3 Yolanda testified she never put the children in daycare during

the marriage.

4 Christian was admitted to the bar in November 2004, several years before he and Yolanda were married in 2009. He financed his law school education with federal loans. He paid interest on the loans while he was in law school, and when he graduated, he had a remaining debt of about $60,000, which he consolidated at an interest rate of 1.6 percent. He began repaying the loans in 2004. When he and Yolanda married in 2009, Christian had been working as an attorney for about four years, earning approximately $90,000 per year. During the marriage, Christian changed jobs several times, earning a steadily increasing salary as he became more experienced. By the time the couple separated, Christian was earning approximately $150,000 in yearly salary, plus additional deferred compensation. Throughout the marriage, Christian used $24,791 in community funds to continue making payments on his student loans. At the time of the dissolution, the balance due on Christian’s loans was about $20,000. The couple purchased a home in Mission Viejo in 2010, using $46,500 in savings from Christian’s earnings for the down payment. Christian’s earnings as an attorney also paid for the family’s vehicles. PROCEDURAL HISTORY Christian filed a petition for dissolution on September 4, 2018. In November 2018, each of the parties filed an ex parte application for a domestic violence restraining order.
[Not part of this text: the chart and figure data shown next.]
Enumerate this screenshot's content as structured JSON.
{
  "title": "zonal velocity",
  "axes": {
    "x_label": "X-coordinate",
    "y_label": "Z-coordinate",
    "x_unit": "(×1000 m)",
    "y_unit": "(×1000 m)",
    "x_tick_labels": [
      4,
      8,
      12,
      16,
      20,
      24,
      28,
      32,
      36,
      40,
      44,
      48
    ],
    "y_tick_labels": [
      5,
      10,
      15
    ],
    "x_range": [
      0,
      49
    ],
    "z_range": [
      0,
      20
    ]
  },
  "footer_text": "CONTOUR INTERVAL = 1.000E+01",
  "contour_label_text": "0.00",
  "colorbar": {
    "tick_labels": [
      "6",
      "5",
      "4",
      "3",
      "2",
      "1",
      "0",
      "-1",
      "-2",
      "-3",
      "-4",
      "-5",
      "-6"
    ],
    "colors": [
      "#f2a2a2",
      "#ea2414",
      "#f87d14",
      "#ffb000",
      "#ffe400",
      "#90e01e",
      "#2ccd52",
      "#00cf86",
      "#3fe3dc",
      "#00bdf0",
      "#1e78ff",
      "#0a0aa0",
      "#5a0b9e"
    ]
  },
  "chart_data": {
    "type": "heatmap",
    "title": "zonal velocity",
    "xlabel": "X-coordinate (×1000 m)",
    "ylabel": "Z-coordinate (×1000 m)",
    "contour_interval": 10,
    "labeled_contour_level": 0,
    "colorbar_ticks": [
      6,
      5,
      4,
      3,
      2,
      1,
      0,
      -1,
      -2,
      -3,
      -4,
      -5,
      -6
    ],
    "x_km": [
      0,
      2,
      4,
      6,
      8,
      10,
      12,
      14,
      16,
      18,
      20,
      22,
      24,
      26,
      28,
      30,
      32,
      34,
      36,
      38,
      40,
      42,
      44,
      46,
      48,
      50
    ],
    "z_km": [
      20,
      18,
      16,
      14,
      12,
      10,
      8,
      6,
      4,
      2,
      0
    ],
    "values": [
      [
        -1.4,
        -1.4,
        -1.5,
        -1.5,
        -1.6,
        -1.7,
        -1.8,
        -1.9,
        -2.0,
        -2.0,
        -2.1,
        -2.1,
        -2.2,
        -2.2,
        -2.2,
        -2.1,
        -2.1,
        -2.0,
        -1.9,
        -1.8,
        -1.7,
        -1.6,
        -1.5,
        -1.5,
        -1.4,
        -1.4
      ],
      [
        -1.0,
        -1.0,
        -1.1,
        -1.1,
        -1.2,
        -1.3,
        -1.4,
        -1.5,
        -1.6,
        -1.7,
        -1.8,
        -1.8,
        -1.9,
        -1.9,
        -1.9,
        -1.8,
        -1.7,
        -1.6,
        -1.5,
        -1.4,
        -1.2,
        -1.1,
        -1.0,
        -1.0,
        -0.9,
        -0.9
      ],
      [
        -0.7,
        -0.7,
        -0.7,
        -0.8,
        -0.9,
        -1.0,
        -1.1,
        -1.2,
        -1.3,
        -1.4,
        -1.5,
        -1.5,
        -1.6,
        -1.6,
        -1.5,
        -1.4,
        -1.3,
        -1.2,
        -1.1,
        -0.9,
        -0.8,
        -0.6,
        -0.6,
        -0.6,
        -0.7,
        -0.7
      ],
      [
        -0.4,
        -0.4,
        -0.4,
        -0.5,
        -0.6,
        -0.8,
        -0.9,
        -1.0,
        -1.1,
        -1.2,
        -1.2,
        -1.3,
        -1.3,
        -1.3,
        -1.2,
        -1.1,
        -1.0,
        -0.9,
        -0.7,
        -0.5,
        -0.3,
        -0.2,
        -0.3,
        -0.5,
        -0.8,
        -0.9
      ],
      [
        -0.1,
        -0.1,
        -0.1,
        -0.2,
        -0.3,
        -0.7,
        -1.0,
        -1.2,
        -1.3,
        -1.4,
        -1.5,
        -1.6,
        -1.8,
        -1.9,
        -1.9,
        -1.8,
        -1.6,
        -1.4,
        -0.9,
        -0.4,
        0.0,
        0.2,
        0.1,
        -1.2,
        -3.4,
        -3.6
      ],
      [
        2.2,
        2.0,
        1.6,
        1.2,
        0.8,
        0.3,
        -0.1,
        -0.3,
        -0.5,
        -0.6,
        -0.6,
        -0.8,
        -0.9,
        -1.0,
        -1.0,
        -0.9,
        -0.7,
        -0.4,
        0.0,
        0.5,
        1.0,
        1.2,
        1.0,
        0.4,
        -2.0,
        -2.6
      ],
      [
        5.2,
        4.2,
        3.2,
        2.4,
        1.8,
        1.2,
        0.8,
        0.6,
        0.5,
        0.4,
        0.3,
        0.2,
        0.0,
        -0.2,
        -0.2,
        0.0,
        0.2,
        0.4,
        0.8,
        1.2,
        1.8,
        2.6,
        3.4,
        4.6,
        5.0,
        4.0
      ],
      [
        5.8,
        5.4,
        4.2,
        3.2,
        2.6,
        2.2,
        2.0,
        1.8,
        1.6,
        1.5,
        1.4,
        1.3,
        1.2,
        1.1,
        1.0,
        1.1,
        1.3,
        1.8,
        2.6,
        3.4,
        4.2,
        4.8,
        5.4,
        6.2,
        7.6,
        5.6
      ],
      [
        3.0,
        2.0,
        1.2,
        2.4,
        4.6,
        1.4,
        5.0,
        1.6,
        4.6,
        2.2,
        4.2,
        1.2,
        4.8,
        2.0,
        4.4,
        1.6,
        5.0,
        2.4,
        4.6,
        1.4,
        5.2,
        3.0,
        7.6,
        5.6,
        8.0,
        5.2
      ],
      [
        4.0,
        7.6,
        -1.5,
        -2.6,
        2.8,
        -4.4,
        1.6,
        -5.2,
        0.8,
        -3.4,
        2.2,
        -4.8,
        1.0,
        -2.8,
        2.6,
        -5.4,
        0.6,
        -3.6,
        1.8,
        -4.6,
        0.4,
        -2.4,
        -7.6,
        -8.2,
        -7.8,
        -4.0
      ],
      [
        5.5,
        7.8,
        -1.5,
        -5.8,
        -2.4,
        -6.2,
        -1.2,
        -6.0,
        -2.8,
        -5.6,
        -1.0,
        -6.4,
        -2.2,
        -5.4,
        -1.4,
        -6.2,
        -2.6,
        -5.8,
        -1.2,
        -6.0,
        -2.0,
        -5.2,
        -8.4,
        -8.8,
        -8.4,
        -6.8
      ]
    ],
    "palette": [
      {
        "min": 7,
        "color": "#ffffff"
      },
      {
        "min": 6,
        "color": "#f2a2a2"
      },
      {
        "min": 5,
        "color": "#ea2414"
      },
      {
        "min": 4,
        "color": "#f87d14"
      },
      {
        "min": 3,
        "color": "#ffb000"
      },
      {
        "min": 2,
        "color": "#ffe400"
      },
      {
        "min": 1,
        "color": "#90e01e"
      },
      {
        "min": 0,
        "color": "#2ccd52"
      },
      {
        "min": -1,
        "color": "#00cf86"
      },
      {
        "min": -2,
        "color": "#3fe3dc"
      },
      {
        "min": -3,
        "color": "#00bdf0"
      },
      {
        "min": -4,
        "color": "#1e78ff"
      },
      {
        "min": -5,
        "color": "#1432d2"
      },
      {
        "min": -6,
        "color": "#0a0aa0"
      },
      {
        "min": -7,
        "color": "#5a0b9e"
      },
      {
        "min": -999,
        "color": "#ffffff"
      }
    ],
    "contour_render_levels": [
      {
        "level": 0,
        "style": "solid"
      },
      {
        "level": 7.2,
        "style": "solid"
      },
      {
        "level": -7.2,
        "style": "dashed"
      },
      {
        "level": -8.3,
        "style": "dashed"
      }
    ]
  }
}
The court declined to grant either party’s requested ex parte restraining order but ordered an emergency investigation and set both requests for hearing. Several days later, Christian filed a second request for a domestic violence restraining order based on alleged new developments. In response to that request, the court granted a temporary restraining order in favor of Christian, which included an order that Yolanda

5 move out of the family home and have no visitation with the children pending a hearing. All three restraining order requests were heard on November 14, 2018, at which time the parties stipulated to dismiss all of them and to allow the existing temporary restraining order against Yolanda to expire.